Rawleigh East, witness for appellants, testified that he lived next to the Tidwell residence and was at home sick the night of the fire and had been up back and forth to the bathroom and heard a noise like some one walking on Tidwell's porch, but went back to bed. About an hour later he was up and heard something drop, but thought it was on his front porch, heard it again in about five minutes. When he came out of the bathroom he distinctly heard a roaring noise, saw the flames coming through the windows of the Tidwell house. This was about 1:30 a.m. After about fifteen minutes he came out on the porch and saw flames coming out of the windows upstairs. He thought he heard Tidwell or some of his roomers coming in from work. It was about an hour after he heard the noise on the porch until he saw the fire. The fire appeared to be bigger downstairs than upstairs.

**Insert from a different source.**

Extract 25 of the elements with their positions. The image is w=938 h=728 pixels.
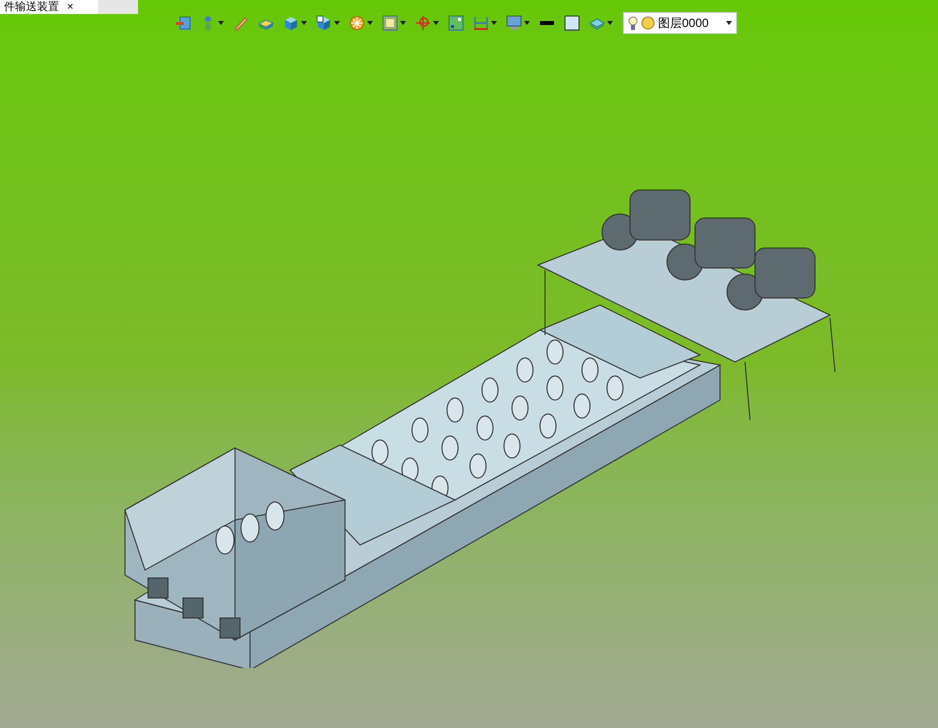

There was other testimony on behalf of appellees corroborative of their testimony that the value of the residence, pool room equipment and household goods was in excess of the amount of the insurance carried. There was likewise testimony on the part of appellants *629 placing the value of the residence and its contents at a value less than the total amount of insurance carried. We think it would serve no useful purpose to set out further the conflicting testimony as to these values since it would unduly extend this opinion.
To sum up the testimony, we think the following facts stand out as practically undisputed: The three policies of insurance in question were procured by appellees within a few days of the fire in question and prior to their procurement the property was uninsured. All of this property had been under mortgage for several years. The mortgages on the personal property had been foreclosed and title subject to vest in the mortgage-holders. The mortgage on the residence was in process of foreclosure. Tidwell tried diligently to secure a loan to pay off the mortgage on the residence, even to the point of offering a $100 bonus, but was unsuccessful. The $25 advanced by Tidwell to Smith on the bonus, at the request of Tidwell, was returned to him and he immediately turned it over to his wife, Mary Tidwell, who used it to secure the $2,000 policy on the residence just seven days before the fire. Just a few days before the fire the residence had been practically divested of all sheets, linens, and bed covering and most of the wearing apparel of appellees. The firemen on reaching the fire found that it had gained more headway than usual on such fire calls. There had been a fire upstairs and one downstairs. Old newspapers were found stuffed under and about the pool tables in the dining room where the fire occurred downstairs.
Upon careful consideration of this testimony and other facts and circumstances of probative value as presented in this record, we have reached the conclusion that a finding that the fire was not caused by Tidwell is contrary to a preponderance of the testimony.
We conclude, therefore, that the decree must be reversed and as to appellant, Franklin Fire Insurance Company, it is dismissed here, but as to appellant, Westchester Fire Insurance Company, the decree is reversed and remanded with directions to foreclose the mortgage *630 executed by Tidwell and wife to Dr. J. Young, deceased, and assigned by the administratrix of his estate to the Westchester Fire Insurance Company.